Saiba agora, em segundo lugar, que o nosso Eusébio não criticou a escolha do pai, aprovou-a, gostou da noiva logo que a viu. Ela também; ao alvoroço da virgem acresceu a simpatia que Eusébio lhe inspirou, mas uma e outra coisa, alvoroço e simpatia, não foram extraordinários, não subiram de certa medida escassa, compatível com a natureza de Cirila.
Com efeito, Cirila era apática. Nascera para as funções angélicas, servir ao Senhor, cantar nos coros divinos, com a sua voz fraca e melodiosa, mas sem calor, nem arrebatamentos. Eusébio não lhe viu senão os olhos, que eram, como digo, bonitos, e a boca fresca e bem rasgada; aceitou a noiva, e casaram-se daí a um mês.
A opinião de toda a gente foi unânime. — Um rapagão! diziam consigo as damas. E os rapazes: — Uma linda pequena! A opinião foi que o casamento não podia ser mais acertado e, portanto, devia ser felicíssimo. Pouco tempo depois de casados, morreu o pai de Eusébio; este convidou o tio a tomar conta da fazenda, e deixou-se ali ficar ao pé da mulher. São dois pombinhos, dizia o tio João aos amigos. E enganava-se. Era uma pomba e um gavião.

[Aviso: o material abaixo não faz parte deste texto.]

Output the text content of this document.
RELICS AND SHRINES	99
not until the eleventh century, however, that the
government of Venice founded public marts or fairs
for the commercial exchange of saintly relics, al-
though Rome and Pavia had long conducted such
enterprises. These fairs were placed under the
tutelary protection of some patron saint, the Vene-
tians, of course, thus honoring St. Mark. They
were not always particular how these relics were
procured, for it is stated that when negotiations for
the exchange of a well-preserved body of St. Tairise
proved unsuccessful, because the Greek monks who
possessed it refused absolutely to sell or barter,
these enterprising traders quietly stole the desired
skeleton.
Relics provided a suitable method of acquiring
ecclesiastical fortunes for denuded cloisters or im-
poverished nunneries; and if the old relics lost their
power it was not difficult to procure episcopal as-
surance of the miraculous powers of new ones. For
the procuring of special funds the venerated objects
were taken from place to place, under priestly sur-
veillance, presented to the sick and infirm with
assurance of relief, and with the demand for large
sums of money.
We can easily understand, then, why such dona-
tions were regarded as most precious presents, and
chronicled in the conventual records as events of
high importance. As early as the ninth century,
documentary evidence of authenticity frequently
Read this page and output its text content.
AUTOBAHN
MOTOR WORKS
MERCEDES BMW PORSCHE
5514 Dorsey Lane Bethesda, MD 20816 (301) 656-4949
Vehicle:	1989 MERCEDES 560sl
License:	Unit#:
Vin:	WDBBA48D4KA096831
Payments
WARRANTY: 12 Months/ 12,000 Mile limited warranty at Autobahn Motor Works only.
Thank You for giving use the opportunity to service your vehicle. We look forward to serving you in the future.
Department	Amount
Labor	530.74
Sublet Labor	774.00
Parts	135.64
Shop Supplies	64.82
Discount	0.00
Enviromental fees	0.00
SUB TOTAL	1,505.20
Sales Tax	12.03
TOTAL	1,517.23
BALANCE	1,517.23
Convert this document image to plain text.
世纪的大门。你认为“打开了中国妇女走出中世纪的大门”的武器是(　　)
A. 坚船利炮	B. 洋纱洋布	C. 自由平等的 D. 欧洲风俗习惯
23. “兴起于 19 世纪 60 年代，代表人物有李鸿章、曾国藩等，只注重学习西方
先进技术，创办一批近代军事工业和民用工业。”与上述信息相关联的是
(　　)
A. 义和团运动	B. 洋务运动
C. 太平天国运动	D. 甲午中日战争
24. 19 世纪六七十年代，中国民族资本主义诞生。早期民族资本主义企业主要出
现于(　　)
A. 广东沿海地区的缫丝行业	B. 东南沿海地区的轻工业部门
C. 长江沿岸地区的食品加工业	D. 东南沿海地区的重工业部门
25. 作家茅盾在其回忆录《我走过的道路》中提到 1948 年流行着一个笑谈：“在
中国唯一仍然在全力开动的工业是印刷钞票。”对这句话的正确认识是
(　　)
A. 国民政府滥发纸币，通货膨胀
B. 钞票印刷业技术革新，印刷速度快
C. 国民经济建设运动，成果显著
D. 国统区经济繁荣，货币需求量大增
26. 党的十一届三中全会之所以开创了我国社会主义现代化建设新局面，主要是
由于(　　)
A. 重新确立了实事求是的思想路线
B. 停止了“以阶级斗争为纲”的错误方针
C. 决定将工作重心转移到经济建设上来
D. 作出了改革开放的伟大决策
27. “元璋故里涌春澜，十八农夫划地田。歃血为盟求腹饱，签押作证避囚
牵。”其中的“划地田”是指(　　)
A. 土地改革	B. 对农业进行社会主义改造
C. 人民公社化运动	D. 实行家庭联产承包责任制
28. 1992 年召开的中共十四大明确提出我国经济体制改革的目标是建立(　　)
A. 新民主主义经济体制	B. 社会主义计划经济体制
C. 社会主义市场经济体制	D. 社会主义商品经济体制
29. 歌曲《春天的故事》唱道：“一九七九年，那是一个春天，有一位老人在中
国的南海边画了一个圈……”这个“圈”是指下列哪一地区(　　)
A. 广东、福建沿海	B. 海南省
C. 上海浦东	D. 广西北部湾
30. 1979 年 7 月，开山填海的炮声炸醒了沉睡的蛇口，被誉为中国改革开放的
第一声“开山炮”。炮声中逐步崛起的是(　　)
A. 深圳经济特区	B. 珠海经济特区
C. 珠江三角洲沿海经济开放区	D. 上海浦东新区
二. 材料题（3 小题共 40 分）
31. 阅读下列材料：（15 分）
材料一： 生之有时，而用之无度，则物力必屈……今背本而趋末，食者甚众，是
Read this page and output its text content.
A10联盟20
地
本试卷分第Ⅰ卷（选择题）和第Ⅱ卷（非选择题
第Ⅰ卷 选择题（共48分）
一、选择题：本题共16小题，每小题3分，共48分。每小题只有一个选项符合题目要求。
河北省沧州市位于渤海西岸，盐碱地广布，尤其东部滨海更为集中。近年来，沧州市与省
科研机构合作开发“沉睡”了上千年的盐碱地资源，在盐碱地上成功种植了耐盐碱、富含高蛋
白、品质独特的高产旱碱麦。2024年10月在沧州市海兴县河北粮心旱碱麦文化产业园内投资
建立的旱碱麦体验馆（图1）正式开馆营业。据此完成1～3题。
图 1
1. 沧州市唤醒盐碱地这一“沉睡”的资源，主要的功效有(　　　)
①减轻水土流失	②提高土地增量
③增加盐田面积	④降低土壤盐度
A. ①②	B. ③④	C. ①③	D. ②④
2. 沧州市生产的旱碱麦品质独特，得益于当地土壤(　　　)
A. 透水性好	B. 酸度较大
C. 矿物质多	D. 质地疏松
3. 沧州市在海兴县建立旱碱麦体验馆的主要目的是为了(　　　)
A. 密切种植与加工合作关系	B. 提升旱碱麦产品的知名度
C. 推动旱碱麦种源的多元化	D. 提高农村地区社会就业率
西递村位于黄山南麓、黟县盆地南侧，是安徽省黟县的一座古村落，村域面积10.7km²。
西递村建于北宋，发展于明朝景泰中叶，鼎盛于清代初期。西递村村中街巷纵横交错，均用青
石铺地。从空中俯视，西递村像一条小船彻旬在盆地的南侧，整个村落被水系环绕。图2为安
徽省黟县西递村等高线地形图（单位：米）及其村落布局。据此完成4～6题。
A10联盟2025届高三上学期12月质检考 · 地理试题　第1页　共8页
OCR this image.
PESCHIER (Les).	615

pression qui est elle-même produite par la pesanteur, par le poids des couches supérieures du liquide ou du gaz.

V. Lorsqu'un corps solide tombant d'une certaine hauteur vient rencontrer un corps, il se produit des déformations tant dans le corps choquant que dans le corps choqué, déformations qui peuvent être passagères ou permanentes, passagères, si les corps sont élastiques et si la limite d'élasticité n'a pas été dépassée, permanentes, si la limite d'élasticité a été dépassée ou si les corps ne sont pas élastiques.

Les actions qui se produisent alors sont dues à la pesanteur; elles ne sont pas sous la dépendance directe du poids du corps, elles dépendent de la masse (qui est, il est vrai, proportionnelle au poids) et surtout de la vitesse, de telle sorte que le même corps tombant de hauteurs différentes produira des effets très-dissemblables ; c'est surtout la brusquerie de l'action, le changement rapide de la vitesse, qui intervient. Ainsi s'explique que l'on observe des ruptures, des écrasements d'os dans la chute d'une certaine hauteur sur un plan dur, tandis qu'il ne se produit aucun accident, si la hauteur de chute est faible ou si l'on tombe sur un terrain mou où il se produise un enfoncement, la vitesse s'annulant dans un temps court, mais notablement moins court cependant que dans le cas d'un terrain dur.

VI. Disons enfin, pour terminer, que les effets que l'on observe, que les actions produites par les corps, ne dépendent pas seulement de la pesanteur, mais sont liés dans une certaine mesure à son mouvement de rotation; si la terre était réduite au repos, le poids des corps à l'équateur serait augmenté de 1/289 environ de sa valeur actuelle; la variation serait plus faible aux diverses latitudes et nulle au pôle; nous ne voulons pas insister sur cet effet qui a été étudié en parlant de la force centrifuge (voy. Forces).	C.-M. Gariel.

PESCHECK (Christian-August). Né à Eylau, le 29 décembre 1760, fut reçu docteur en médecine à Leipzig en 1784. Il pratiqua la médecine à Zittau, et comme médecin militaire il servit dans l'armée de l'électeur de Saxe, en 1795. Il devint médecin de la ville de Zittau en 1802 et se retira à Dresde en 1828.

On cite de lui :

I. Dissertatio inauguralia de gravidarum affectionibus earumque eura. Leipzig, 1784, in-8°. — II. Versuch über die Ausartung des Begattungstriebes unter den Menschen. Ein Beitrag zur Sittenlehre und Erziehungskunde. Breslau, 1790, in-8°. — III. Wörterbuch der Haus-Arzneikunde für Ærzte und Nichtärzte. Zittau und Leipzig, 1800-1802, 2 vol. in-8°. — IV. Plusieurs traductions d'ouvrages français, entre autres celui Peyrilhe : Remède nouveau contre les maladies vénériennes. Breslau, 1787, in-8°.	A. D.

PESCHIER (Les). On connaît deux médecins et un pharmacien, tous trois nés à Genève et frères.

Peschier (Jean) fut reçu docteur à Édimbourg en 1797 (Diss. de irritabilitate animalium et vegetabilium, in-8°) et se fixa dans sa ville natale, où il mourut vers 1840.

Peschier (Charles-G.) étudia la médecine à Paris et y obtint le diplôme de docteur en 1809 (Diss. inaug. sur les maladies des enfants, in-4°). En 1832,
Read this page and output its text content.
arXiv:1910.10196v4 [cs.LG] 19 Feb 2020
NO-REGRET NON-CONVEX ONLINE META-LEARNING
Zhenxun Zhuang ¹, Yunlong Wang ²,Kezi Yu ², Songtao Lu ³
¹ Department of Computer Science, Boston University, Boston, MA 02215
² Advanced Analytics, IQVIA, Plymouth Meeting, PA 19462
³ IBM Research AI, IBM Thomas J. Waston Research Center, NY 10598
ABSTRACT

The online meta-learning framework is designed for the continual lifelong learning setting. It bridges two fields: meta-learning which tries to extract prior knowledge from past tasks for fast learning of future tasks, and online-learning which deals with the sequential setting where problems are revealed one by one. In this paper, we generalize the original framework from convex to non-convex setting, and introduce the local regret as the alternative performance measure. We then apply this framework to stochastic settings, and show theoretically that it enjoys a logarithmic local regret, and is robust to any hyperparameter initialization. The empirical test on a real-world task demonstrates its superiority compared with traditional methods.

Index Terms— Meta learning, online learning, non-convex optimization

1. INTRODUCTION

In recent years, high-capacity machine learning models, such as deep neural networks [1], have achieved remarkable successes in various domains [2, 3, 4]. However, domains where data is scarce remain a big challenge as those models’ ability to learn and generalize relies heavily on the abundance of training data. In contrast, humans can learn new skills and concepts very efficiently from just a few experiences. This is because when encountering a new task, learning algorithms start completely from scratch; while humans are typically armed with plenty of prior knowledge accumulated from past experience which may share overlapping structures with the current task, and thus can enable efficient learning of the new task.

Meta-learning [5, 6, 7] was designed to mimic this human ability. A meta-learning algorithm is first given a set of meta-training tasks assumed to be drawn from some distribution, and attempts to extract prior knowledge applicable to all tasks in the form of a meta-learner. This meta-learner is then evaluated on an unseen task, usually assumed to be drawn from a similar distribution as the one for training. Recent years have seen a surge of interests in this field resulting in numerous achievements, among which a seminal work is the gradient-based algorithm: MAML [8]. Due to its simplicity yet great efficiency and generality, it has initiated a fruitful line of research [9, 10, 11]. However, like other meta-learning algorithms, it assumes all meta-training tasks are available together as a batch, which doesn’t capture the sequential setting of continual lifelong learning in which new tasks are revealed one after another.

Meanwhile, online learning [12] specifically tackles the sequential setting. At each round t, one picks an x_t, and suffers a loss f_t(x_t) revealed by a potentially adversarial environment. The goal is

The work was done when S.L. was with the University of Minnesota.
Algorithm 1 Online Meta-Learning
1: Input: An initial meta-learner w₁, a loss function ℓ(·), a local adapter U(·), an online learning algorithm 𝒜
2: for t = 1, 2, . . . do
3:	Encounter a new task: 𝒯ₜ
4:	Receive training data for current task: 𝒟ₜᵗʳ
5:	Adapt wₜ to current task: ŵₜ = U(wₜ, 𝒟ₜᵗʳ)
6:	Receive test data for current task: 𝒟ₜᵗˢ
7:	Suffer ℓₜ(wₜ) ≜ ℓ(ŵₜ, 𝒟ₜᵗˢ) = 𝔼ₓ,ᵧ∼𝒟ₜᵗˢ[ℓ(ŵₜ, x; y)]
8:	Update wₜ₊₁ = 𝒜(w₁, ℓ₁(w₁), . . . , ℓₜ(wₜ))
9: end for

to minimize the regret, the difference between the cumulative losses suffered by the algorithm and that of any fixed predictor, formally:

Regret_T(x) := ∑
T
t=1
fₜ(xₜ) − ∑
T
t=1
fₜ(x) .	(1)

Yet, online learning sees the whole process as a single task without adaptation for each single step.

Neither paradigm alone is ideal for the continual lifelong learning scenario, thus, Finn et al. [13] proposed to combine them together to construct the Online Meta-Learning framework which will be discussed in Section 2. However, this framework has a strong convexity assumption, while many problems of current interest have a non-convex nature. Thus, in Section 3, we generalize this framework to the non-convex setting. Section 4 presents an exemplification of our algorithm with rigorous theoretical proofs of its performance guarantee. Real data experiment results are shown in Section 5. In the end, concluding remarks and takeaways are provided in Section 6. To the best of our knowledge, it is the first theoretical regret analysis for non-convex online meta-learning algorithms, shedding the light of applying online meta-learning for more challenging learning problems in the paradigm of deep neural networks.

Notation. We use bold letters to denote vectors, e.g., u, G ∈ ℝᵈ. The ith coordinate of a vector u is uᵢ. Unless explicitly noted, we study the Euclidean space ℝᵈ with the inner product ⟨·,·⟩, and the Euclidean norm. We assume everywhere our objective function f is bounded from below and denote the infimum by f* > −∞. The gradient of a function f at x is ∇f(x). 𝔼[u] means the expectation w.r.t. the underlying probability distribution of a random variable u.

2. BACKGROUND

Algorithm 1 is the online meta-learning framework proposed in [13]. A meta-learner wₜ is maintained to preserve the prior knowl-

Dentro de quatro meses, as duas naturezas tão opostas achavam-se divorciadas. Eusébio tinha as paixões enérgicas, tanto mais enérgicas quanto que a educação as comprimira. Para ele o amor devia ser vulcânico, uma fusão de duas naturezas impetuosas; uma torrente em suma, figura excelente, que me permite o contraste do lago quieto. O lago era Cirila. Cirila era incapaz de paixões grandes, nem boas nem más; tinha a sensibilidade curta, e afeição moderada, quase nenhuma, antes obediência do que impulso, mais conformidade que arrojo. Não contradizia nada, mas também não exigia nada. Provavelmente, não teria ciúmes. Eusébio disse consigo que a mulher era um cadáver, e, lembrando-se do Eurico, emendou-lhe uma frase: — Ninguém vive atado a um cadáver, disse ele.
Três meses depois, deixou ele a mulher e a fazenda, tendo assinado todas as procurações necessárias. A razão dada foi a guerra do Paraguai; e, com efeito, ele ofereceu os seus serviços ao governo; mas não há inconveniente que uma razão nasça com outra, ao lado, ou dentro de si mesma. A verdade é que, na ocasião em que ele resolvia ir para a campanha, deliciava os habitantes do Piraí uma companhia de cavalinhos na qual uma certa dama, rija, de olhos negros e quentes, fazia maravilhas no trapézio e na corrida em pêlo. Chamava-se Rosita; e era oriental. Eusébio assinou com essa representante da república vizinha um tratado de perpétua aliança, que durou dois meses. Foi depois do rompimento que Eusébio, tendo provado o vinho dos fortes, determinou deixar a água simples de casa. Não queria fazer as coisas com escândalo, e adotou o pretexto marcial. Cirila ouviu a notícia com tristeza, mas sem tumulto. Estava fazendo crivo; parou, fitou-o, parece que com os olhos um tanto úmidos, mas sem nenhum soluço e até nenhuma lágrima. Levantou-se e foi cuidar da bagagem. Creio que é tempo de acabar este capítulo.